By the time he reached the bottom of the long staircase in the lobby of the hotel, he felt as if his entire head might catch fire. He shuffled toward the front door and thrust a hand into his pocket. His fingers tweezered the crumpled little doily. He would set it on the counter and leave, walk right out. It was so early no one was there. He lifted it free and that was when he noticed the desk clerk, same man as the night before, in the mirror, was watching him from across the big room where he was busy sweeping the hearth of the great fireplace. How had Charlie not seen the thin, pasty-looking man when he came down the stairs?

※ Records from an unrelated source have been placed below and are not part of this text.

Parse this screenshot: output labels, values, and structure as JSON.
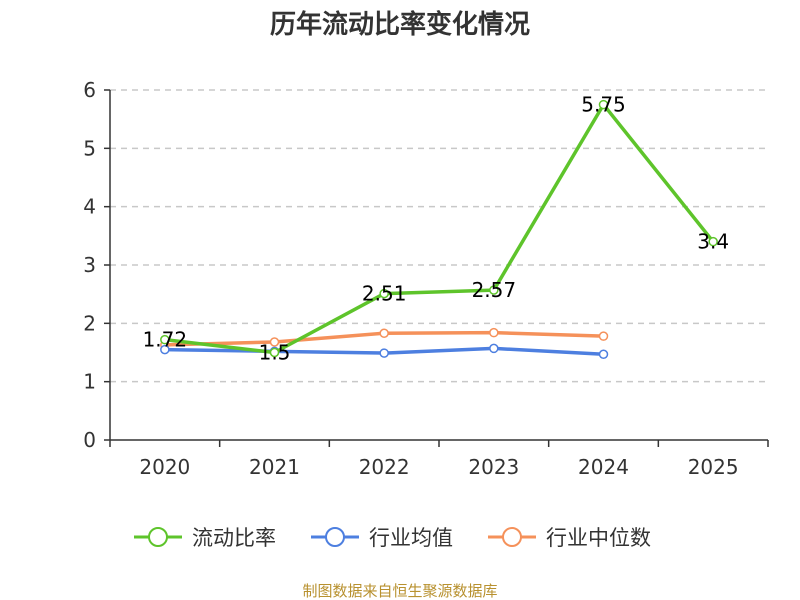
{
  "chart_data": {
    "type": "line",
    "title": "历年流动比率变化情况",
    "categories": [
      "2020",
      "2021",
      "2022",
      "2023",
      "2024",
      "2025"
    ],
    "ylim": [
      0,
      6
    ],
    "yticks": [
      "0",
      "1",
      "2",
      "3",
      "4",
      "5",
      "6"
    ],
    "grid": true,
    "legend_position": "bottom",
    "series": [
      {
        "name": "流动比率",
        "color": "#5ec42b",
        "values": [
          1.72,
          1.5,
          2.51,
          2.57,
          5.75,
          3.4
        ],
        "labels": [
          "1.72",
          "1.5",
          "2.51",
          "2.57",
          "5.75",
          "3.4"
        ]
      },
      {
        "name": "行业均值",
        "color": "#4d7fe0",
        "values": [
          1.55,
          1.52,
          1.49,
          1.57,
          1.47,
          null
        ],
        "labels": []
      },
      {
        "name": "行业中位数",
        "color": "#f5915a",
        "values": [
          1.63,
          1.68,
          1.83,
          1.84,
          1.78,
          null
        ],
        "labels": []
      }
    ],
    "source": "制图数据来自恒生聚源数据库"
  }
}
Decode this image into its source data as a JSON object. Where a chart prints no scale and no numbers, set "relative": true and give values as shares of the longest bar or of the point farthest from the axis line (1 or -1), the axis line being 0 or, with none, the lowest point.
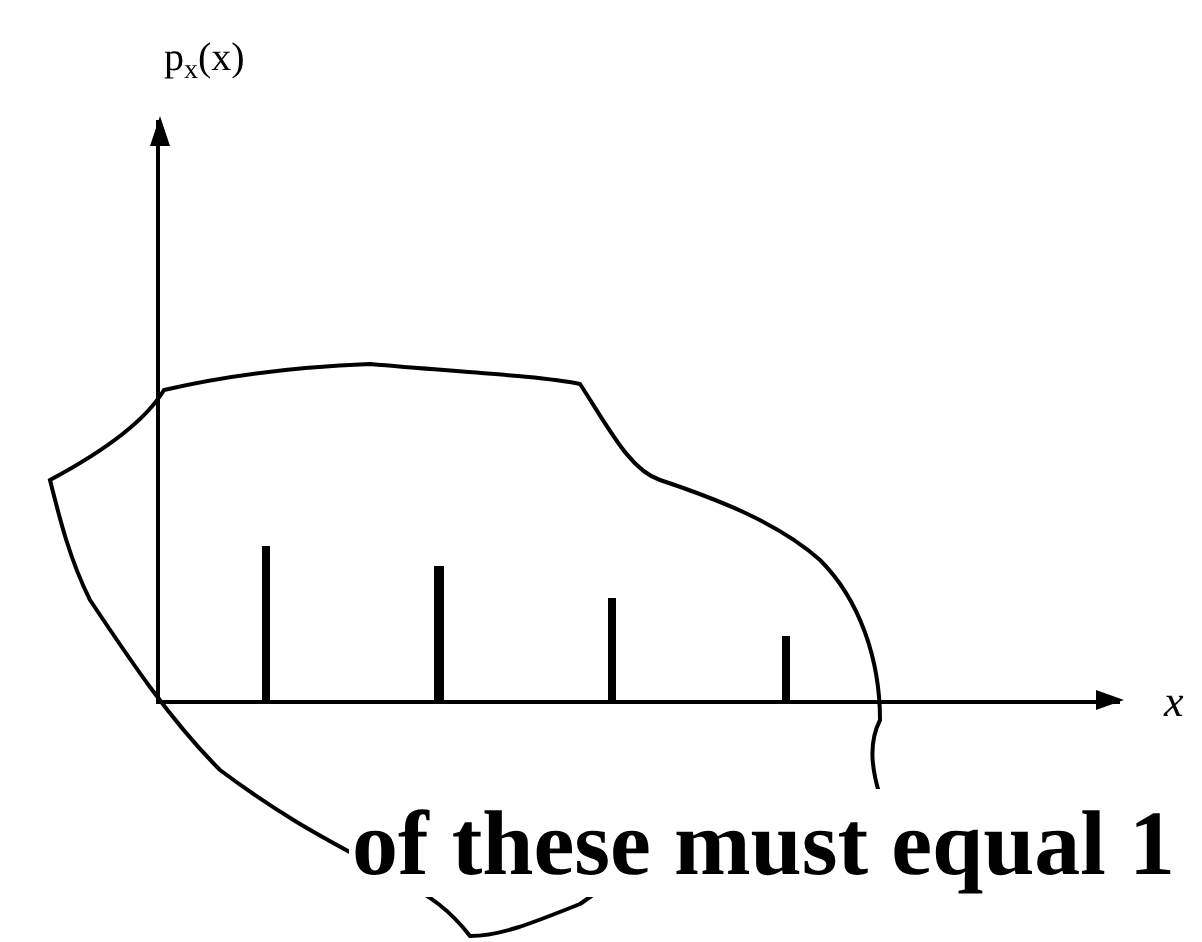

Charlie nodded. The man watched him, didn't look particularly angry. No angrier than he'd been the night before when Charlie checked in. He'd looked confused then and looked more of the same now. Charlie pushed the doily back down into his pocket and struggled with the fancy brass knobs of the lead glass doors, worry warring with fear and guilt in his brain. Worry and guilt that he'd stolen the first thing he'd ever stolen in his life, fear that he'd soon be arrested, and slim wonder too that maybe, just maybe, he'd get away with it.

By the time he reached the livery and, with frequent glances back over his shoulder, saw no one trailing him from the hotel, he became more and more convinced that he and he alone deserved to own that doily, that it was made and meant for him to admire, to appreciate. He rode out of that town and vowed, just the same, never to return to Bakersfield. Just in case.

Little did he know that a few short years later he would be a member of an outlaw gang dead set on committing a crime that made stealing a doily the very least of life's offenses.